Turkmenistan, Uzbekistan, Tajikistan and Kyrgyzstan, and their various backers, have all invested millions of dollars in various infrastructure projects which involve Afghanistan and the attacks will worry them.
Local villagers in northern Afghanistan said the Taliban launched rockets and fired machine guns at a pylon, during a gun battle with government forces, running from Turkmenistan into the bordering Faryab province.
The Pajhwork news agency quoted a regional police chief as saying that Taliban fighters had “fired three rockets at the power pylon in Gorzad area. After they failed to hit the pylon, they opened machinegun fire at the transmission line and cut it.”
Analysts told The Conway Bulletin the Taliban were responsible for damaging the powerline, although they may not have been behind the attack on a line running from Uzbekistan last month.

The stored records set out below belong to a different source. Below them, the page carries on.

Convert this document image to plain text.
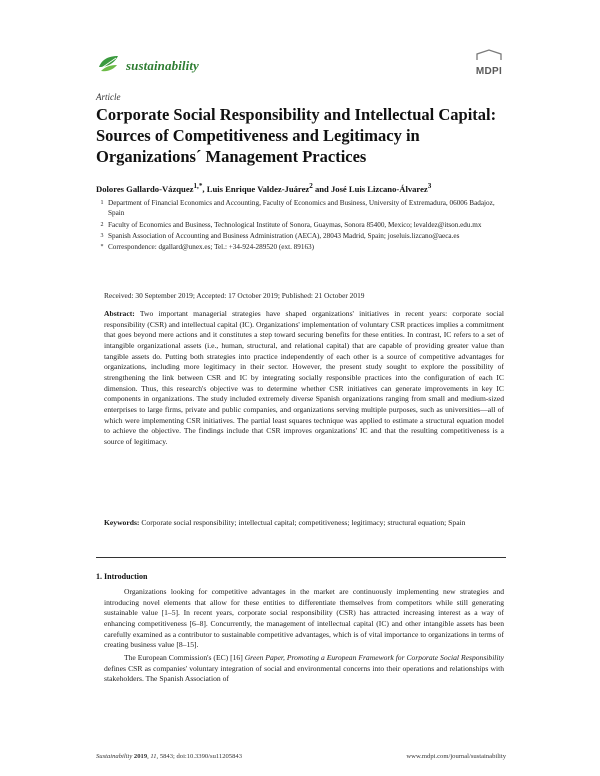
sustainability	MDPI
Article
Corporate Social Responsibility and Intellectual Capital: Sources of Competitiveness and Legitimacy in Organizations´ Management Practices
Dolores Gallardo-Vázquez$^{1,*}$, Luis Enrique Valdez-Juárez$^2$ and José Luis Lizcano-Álvarez$^3$
1 Department of Financial Economics and Accounting, Faculty of Economics and Business, University of Extremadura, 06006 Badajoz, Spain
2 Faculty of Economics and Business, Technological Institute of Sonora, Guaymas, Sonora 85400, Mexico; levaldez@itson.edu.mx
3 Spanish Association of Accounting and Business Administration (AECA), 28043 Madrid, Spain; joseluis.lizcano@aeca.es
* Correspondence: dgallard@unex.es; Tel.: +34-924-289520 (ext. 89163)
Received: 30 September 2019; Accepted: 17 October 2019; Published: 21 October 2019

Abstract: Two important managerial strategies have shaped organizations' initiatives in recent years: corporate social responsibility (CSR) and intellectual capital (IC). Organizations' implementation of voluntary CSR practices implies a commitment that goes beyond mere actions and it constitutes a step toward securing benefits for these entities. In contrast, IC refers to a set of intangible organizational assets (i.e., human, structural, and relational capital) that are capable of providing greater value than tangible assets do. Putting both strategies into practice independently of each other is a source of competitive advantages for organizations, including more legitimacy in their sector. However, the present study sought to explore the possibility of strengthening the link between CSR and IC by integrating socially responsible practices into the configuration of each IC dimension. Thus, this research's objective was to determine whether CSR initiatives can generate improvements in key IC components in organizations. The study included extremely diverse Spanish organizations ranging from small and medium-sized enterprises to large firms, private and public companies, and organizations serving multiple purposes, such as universities—all of which were implementing CSR initiatives. The partial least squares technique was applied to estimate a structural equation model to achieve the objective. The findings include that CSR improves organizations' IC and that the resulting competitiveness is a source of legitimacy.

Keywords: Corporate social responsibility; intellectual capital; competitiveness; legitimacy; structural equation; Spain

1. Introduction

Organizations looking for competitive advantages in the market are continuously implementing new strategies and introducing novel elements that allow for these entities to differentiate themselves from competitors while still generating sustainable value [1–5]. In recent years, corporate social responsibility (CSR) has attracted increasing interest as a way of enhancing competitiveness [6–8]. Concurrently, the management of intellectual capital (IC) and other intangible assets has been carefully examined as a contributor to sustainable competitive advantages, which is of vital importance to organizations in terms of creating business value [8–15].

The European Commission's (EC) [16] Green Paper, Promoting a European Framework for Corporate Social Responsibility defines CSR as companies' voluntary integration of social and environmental concerns into their operations and relationships with stakeholders. The Spanish Association of

Sustainability 2019, 11, 5843; doi:10.3390/su11205843	www.mdpi.com/journal/sustainability
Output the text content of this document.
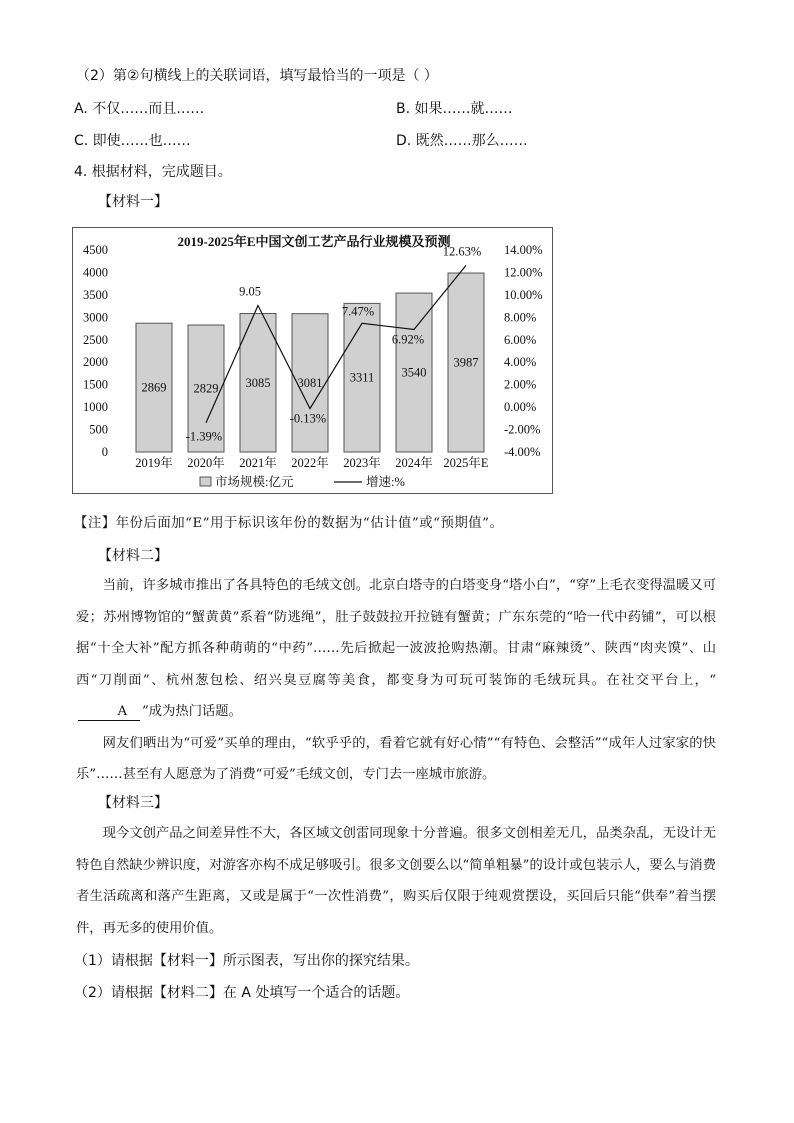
（2）第②句横线上的关联词语，填写最恰当的一项是（ ）
A. 不仅……而且……	B. 如果……就……
C. 即使……也……	D. 既然……那么……
4. 根据材料，完成题目。
【材料一】
2019-2025年E中国文创工艺产品行业规模及预测
2869 2829 3085 3081 3311 3540
3987
4500
4000
3500
3000
2500
2000
1500
1000
500
0
14.00%
12.00%
10.00%
8.00%
6.00%
4.00%
2.00%
0.00%
-2.00%
-4.00%
2019年 2020年 2021年 2022年 2023年 2024年 2025年E
-1.39%
9.05
-0.13%
7.47%
6.92%
12.63%
市场规模:亿元	增速:%
【注】年份后面加“E”用于标识该年份的数据为“估计值”或“预期值”。
【材料二】
当前，许多城市推出了各具特色的毛绒文创。北京白塔寺的白塔变身“塔小白”，“穿”上毛衣变得温暖又可爱；苏州博物馆的“蟹黄黄”系着“防逃绳”，肚子鼓鼓拉开拉链有蟹黄；广东东莞的“哈一代中药铺”，可以根据“十全大补”配方抓各种萌萌的“中药”……先后掀起一波波抢购热潮。甘肃“麻辣烫”、陕西“肉夹馍”、山西“刀削面”、杭州葱包桧、绍兴臭豆腐等美食，都变身为可玩可装饰的毛绒玩具。在社交平台上，“A ”成为热门话题。
网友们晒出为“可爱”买单的理由，“软乎乎的，看着它就有好心情”“有特色、会整活”“成年人过家家的快乐”……甚至有人愿意为了消费“可爱”毛绒文创，专门去一座城市旅游。
【材料三】
现今文创产品之间差异性不大，各区域文创雷同现象十分普遍。很多文创相差无几，品类杂乱，无设计无特色自然缺少辨识度，对游客亦构不成足够吸引。很多文创要么以“简单粗暴”的设计或包装示人，要么与消费者生活疏离和落产生距离，又或是属于“一次性消费”，购买后仅限于纯观赏摆设，买回后只能“供奉”着当摆件，再无多的使用价值。
（1）请根据【材料一】所示图表，写出你的探究结果。
（2）请根据【材料二】在 A 处填写一个适合的话题。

Thomas Ruttig, director of the Afghanistan Analyst Network, said that the powerline may have been accidentally damaged during a gun- battle. “The Taliban have denied any role [in the disruption] and stated that they do not attack infrastructure that belong to The Nation,” he said.
The attacks, though, will worry Central Asian governments. Days before the latest attack, Turkmen- President Kurbanguly Berdymukhamedov ordered an increase of security at construction sites for the TAPI gas pipeline, a project designed to pump Turkmen gas across Afghanistan to Pakistan and India.